はてなダイアリー 「mizuiro_ahiruの日記」 から引っ越しました。

「法人税を下げないと、企業が日本から流出する」の、逆とか裏とか待遇みたいなもの

命題「AならばBである」
逆「BならばAである」
裏「Aでないならば、Bでない」
対偶「Bでないならば、Aでない」

「日本の法人税率は高すぎる。これをもっと下げないと、企業がどんどん日本から海外へ逃げ出してしまう。」という脅迫をよく受けます。「日本に企業が残らないと結局あなたたち労働者が困るでしょ。だから法人税率を下げましょう。それがあなたの為ですよ。」と。そう言われるとビビってしまいます。
法人税を下げないと、企業が出ていく」と言われると、単純な私などはついつい「企業が出ていくのは、法人税が高いから」で「法人税を下げれば、企業は出ていかなくなる」のだろうと思ってしまいます。…んん?。
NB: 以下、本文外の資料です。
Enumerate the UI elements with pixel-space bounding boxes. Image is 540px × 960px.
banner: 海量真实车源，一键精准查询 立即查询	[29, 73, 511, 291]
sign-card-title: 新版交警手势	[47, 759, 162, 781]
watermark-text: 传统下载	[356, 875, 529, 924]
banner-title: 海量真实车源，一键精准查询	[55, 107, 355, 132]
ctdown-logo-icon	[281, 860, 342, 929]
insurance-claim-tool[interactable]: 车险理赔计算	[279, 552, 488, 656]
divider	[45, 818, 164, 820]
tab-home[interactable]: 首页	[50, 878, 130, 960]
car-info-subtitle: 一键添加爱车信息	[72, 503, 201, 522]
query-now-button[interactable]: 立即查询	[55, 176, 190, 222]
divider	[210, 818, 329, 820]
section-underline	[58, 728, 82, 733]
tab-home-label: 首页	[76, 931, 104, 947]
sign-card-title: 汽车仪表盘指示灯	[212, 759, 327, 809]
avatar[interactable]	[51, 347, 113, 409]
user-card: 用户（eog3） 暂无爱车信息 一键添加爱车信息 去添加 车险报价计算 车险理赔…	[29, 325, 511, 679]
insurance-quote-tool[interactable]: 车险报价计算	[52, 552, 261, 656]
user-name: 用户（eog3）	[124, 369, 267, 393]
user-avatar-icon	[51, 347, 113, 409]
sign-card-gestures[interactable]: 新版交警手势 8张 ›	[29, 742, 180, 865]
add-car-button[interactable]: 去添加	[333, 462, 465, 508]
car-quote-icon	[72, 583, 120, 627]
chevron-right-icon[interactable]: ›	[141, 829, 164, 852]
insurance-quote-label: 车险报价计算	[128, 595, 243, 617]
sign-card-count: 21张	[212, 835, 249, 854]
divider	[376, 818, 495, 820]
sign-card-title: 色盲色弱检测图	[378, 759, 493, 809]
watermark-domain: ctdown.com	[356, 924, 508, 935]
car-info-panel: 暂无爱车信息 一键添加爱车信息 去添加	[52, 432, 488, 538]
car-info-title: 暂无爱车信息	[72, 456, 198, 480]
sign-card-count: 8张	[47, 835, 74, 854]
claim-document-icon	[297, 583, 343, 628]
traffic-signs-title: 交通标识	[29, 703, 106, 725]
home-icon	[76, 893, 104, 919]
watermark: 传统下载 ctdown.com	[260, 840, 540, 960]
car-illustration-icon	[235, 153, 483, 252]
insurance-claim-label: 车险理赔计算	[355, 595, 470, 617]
80年代後半、急激な円高を受けて自動車工場などの海外流出が急速に生じました。移転先は欧米先進国が中心。主な理由は(1)そこが重要な(巨大な)市場で、(2)国内工場では円高で赤字になるから、の二点です。(貿易摩擦回避という政治的動機もありましたっけ。)
90年代以降も、製造業中心に企業の海外移転はどんどん進みました。今度の移転先は中国を筆頭とする新興国が中心。主な理由は(1)人件費が圧倒的に安いし、(2)そこが重要な(急成長中の)市場でもあるから、の二点。
企業立地を考える時、市場性・為替リスク・人件費などの影響の大きさに比べると、法人税の10ポイント引き下げ分など瑣末です。為替が振れればそんな差額は吹っ飛んでしまいますし、人件費の圧倒的格差を埋めるほどの効果もありません


結局、「企業が出ていくのは、法人税が高いから」ではなく他にもっと影響の大きな要素があるし、「法人税を下げても(残念ながら)、出ていく企業は出ていく」。法人税引き下げには、さして企業の流出を抑止する効果がないように思えます。


製造業以外はどうでしょう。最近は日本のスーパーやコンビニが中国にガンガン進出しています。でも、上海にヨーカドーを出店したからと言って、東京の店舗を閉めることはありません。トヨタやシャープなら、世界で売れる台数というパイ総枠があるので、海外に新工場建てればその分日本の工場閉めることもあるでしょうが、三次産業には関係ありません。三井住友銀行のバンコック支店が急成長していても、その分大阪の支店を縮小する必要もありません。
PARCOとかUNIQLOとかピザーラとかエイブルとかDOCOMO-SHOPとかヤマト運輸は、どれだけ法人税が安くてもケイマン諸島に店を構えて名古屋市民相手の商売することはできません。野村証券三井物産電通も、海外の拠点から日本のビジネスをするのは困難でしょう。三次産業の多くは物理的に国内に立地していないと商売ができず、法人税率を嫌って日本を離れることができません。
だからこそ、H&MやFOREVER21やIKEAは、たとえ法人税が高くても、日本「にも」進出している訳です。日本市場に魅力があって成功する自信があるなら、法人税率が100%だというのでなければ、進出するメリットはあります。


三次産業の物理的立地制約は、IT技術の進展で例外も生じています。例えば企業のコールセンターが中国にあるというのは良く聞く話です。仙台で電話かけても相手は大連で、日本語の話せる優秀な中国人が答えているとか。あるいはシステム部門アウトソーシング先がインドとかも聞きます。でも、これらの海外移転の原因は製造業同様に人件費で、法人税を下げても戻って来てくれそうにありません。


もしかすると、「村上ファンド」は日本の法人税が安ければシンガポールに出て行ったりはしなかったのかもしれません。私は投資ファンドを「虚業だから日本に必要ない」などと言うつもりはありません。高賃金の雇用を生む立派な産業だと思います。
ただ、そうした事例は少ないのではないでしょうか。財政赤字が酷い事になっている今の日本にとって、法人税率を10ポイント下げることで失う税収は痛手です。それに見合うほど、税率引き下げで日本に留まったり日本に進出してくれる企業があるのか。疑問に思います。